In this study, we genotyped MS southwest Iranian patients with evaluation of HLA-A*03 significance in these patients.
We found that HLA-A*03 frequency in these patients is significantly high. Females are more susceptible for MS than males. In comparison to other studies, our study confirmed that the existence of this allele can increase the risk of MS in southwest Iranian population.

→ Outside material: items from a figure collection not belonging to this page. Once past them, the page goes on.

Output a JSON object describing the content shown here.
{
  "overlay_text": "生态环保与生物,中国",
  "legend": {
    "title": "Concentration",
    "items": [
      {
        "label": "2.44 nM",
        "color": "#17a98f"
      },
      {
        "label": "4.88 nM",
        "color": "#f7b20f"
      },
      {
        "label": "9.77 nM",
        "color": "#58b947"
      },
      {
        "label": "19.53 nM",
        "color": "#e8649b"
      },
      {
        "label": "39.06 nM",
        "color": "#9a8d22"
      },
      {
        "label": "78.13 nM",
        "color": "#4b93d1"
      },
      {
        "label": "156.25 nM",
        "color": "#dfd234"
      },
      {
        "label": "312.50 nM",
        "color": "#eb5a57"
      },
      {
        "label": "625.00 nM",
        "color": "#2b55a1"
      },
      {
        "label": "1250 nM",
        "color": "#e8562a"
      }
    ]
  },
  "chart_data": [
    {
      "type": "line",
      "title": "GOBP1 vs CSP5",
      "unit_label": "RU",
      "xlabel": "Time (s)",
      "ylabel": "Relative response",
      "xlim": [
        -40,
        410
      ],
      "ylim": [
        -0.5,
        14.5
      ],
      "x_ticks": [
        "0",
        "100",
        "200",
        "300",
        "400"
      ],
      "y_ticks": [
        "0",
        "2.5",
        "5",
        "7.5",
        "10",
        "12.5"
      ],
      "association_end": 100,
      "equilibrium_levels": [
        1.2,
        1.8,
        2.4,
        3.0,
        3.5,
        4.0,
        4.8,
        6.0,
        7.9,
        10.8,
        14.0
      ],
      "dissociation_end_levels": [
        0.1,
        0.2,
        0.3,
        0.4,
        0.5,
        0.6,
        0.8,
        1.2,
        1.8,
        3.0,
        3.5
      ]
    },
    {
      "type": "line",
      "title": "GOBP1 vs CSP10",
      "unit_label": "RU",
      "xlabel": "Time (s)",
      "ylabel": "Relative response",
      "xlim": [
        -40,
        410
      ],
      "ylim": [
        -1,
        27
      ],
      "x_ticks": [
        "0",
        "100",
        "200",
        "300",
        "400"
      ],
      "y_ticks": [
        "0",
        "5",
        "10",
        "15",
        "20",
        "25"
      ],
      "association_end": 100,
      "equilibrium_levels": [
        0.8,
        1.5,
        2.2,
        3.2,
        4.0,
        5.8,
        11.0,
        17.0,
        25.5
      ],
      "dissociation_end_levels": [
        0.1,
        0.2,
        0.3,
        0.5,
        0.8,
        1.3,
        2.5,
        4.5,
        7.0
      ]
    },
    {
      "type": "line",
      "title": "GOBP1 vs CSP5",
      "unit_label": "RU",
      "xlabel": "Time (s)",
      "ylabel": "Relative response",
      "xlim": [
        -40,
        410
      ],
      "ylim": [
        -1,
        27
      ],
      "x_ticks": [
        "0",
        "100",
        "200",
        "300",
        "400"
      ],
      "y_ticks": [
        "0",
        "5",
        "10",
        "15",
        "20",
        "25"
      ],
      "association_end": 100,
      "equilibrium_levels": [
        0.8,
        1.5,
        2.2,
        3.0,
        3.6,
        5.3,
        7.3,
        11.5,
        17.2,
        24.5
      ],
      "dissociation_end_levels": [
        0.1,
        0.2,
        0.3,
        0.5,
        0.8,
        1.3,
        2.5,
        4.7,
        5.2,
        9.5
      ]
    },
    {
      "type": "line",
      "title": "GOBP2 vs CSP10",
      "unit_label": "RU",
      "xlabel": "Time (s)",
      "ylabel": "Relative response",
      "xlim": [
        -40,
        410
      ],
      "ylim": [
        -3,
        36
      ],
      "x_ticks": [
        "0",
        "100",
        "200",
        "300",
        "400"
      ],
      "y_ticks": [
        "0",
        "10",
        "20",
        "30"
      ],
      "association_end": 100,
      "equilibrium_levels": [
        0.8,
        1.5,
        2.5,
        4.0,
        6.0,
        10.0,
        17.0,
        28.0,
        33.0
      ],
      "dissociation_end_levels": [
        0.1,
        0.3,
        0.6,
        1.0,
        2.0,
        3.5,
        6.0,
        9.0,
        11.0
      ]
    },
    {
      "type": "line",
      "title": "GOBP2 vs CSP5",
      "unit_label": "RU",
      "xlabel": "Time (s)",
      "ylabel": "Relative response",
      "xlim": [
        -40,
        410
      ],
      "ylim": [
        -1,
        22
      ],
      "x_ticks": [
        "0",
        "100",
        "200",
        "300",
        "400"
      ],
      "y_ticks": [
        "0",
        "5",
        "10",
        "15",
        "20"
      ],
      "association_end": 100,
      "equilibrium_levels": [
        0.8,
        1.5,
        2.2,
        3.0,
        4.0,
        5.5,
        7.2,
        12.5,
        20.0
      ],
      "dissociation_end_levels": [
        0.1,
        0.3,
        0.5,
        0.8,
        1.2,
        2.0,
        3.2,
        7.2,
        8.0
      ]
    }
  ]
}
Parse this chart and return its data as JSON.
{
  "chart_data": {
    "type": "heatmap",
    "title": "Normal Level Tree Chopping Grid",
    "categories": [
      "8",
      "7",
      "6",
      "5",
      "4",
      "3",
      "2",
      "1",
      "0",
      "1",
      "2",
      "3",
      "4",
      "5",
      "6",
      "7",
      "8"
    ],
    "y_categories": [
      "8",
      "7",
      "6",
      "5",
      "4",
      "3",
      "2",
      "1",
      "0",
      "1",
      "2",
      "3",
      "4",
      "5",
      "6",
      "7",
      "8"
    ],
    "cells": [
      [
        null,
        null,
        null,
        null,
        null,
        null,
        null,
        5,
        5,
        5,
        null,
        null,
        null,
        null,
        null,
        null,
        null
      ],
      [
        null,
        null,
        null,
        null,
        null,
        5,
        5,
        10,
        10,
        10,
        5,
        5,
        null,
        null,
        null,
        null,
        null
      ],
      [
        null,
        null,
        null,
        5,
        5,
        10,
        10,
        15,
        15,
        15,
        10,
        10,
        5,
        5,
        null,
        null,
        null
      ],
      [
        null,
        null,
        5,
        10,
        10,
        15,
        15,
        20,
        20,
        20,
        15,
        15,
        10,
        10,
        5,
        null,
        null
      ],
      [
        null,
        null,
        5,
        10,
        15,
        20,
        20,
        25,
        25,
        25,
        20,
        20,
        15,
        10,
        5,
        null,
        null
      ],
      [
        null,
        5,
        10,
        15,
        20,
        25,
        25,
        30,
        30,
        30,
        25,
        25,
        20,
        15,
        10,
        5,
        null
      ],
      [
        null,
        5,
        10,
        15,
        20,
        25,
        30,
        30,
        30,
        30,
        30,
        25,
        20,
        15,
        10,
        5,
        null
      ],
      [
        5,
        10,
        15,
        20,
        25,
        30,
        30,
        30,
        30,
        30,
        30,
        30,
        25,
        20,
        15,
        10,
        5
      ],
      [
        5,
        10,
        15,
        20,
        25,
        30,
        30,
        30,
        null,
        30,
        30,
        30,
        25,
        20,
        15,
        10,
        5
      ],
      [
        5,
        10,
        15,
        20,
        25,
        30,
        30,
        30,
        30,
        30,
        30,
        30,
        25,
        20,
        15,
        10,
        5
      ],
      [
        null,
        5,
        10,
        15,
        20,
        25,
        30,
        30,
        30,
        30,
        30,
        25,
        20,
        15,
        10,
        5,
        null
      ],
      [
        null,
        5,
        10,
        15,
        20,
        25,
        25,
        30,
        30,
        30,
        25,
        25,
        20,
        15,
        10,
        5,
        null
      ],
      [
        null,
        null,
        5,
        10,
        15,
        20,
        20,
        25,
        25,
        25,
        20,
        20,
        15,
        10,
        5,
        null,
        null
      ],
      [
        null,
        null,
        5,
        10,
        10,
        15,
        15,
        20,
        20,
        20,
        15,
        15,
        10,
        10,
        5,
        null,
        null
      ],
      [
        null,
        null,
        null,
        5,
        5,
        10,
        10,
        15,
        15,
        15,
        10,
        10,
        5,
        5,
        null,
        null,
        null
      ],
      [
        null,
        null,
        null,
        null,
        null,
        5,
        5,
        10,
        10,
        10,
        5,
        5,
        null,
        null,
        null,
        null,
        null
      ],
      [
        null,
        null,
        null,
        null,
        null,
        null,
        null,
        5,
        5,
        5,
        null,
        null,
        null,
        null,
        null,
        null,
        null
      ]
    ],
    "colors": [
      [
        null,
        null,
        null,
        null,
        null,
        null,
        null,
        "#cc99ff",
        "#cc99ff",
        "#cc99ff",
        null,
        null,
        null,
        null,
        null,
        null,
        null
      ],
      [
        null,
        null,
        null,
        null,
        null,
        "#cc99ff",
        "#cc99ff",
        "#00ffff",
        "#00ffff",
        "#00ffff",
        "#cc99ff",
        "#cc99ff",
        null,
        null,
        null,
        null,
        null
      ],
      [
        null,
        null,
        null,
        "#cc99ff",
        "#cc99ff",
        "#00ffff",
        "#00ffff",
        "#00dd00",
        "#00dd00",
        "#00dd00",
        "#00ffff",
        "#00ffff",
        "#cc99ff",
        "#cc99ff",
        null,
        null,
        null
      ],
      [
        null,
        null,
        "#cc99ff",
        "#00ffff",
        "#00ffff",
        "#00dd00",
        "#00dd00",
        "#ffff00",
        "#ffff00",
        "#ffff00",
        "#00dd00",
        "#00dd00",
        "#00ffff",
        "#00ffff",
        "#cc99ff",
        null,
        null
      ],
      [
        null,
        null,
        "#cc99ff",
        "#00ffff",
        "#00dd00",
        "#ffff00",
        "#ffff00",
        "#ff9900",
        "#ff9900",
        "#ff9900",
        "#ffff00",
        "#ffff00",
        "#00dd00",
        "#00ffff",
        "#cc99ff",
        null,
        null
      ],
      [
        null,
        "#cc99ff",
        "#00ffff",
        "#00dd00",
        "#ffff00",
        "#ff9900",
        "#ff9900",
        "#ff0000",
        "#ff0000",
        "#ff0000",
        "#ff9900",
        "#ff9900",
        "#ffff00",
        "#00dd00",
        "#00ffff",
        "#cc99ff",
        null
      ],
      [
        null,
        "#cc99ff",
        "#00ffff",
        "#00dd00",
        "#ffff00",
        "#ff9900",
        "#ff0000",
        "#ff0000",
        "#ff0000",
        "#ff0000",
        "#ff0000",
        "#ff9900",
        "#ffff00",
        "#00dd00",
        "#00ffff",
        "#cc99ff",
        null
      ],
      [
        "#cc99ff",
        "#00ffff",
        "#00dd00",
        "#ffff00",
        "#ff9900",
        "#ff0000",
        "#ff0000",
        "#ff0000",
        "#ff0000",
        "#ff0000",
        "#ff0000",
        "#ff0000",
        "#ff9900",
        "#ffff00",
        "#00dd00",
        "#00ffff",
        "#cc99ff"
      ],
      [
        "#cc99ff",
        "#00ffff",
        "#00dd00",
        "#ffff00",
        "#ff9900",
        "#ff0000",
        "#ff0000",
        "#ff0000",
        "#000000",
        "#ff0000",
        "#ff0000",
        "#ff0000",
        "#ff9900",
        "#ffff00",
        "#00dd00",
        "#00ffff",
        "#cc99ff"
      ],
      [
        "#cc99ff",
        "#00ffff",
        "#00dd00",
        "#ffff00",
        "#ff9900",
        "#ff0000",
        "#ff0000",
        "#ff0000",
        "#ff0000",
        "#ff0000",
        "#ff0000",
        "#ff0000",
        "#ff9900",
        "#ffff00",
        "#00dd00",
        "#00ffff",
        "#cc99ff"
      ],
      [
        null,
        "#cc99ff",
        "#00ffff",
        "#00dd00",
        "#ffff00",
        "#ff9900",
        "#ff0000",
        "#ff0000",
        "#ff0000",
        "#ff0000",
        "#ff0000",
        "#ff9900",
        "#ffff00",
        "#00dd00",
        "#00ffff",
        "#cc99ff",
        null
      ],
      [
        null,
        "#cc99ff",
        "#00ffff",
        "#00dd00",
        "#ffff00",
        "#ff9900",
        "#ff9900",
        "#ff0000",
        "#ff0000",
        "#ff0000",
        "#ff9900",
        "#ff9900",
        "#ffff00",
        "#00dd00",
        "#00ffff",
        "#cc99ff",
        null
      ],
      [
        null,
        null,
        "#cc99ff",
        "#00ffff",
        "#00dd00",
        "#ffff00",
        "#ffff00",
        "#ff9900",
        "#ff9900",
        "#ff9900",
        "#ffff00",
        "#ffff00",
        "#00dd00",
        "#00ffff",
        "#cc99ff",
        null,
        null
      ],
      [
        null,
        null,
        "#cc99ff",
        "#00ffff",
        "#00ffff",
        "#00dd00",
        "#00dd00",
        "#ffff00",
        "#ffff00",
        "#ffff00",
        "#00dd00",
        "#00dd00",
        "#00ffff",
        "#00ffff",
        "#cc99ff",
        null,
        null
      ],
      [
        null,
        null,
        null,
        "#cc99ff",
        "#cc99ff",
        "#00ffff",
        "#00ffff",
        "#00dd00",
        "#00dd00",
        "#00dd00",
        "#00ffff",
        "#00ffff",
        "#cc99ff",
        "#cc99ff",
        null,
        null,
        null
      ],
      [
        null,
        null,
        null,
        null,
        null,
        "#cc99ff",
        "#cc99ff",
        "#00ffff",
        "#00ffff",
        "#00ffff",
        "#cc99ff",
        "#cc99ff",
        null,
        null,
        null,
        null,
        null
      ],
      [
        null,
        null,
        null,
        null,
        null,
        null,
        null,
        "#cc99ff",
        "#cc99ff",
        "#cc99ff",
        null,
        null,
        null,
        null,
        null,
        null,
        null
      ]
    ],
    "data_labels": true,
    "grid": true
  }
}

The most common symptoms of this disorder involve interruption of vision, motor and sensory systems, coordination and balance (brainstem-cerebellum), bowel/bladder/sexual, and cognition (2, 3). In this study, the effect of HLA-A*03 loci on clinical variables such as sex, course of disease, initial symptoms, and EDSS was evaluated. All of them showed no significant relation with HLA-A*03, which is in line with the study of Bayati et al., in 2008, in Iran (21).
According to the results of Sharafaddinzadeh et al., incidence and prevalence of MS is low among Arab people in comparison with the Persian (non-Arab) part of the Khuzestan province population (22), that is why we studied the HLA-A*03 in different ethnicities (Arab and non-Arab) and found a significant association between this allele and Arab patients.
We studied MS courses in these patients as a clinical symptom. This criterion is determined by the treating physician based on factors such as the number of attacks and the distances between them, during the course of the disease, the severity, and speed of progression. In this population, more than 80% of patients showed RRMS, while RPMS have less frequency, which is in line with other studies (23).
CIS is the result of only one incident of demyelination in one area, or several areas of the CNS, which lasts for at least 24 hours. Individuals who experience CIS may or may not go on to develop MS (24). From the patient population that we studied, 10 were diagnosed as CIS. We’ve followed these patients for three years and observed that all of them have been converted to RRMS.
4.1. Conclusions
Since the HLA-A*03 allele frequency is significantly high in southwest Iranian MS patients, there is probably a positive connection between this allele frequency and MS susceptibility in this population.
We observed that patients with Arab ethnicity are less than Persians, however, HLA-A*03 in Arabs are significantly more than Persians patients. Therefore, we can probably evaluate the HLA-A*03 allele as one of the MS susceptibility factors in Arabs.
In general, our purpose is to determine the simple part of the genetic profile of MS in the province of Khuzestan. We think that HLA-A*03 can be suggested as a potent genetically effective factor in the MS population.
Furthermore, more researches on additional HLA alleles and larger population are needed to recognize the role of MHC alleles in MS patients as well as find other genetic risk factors to help us identify the MS susceptibility.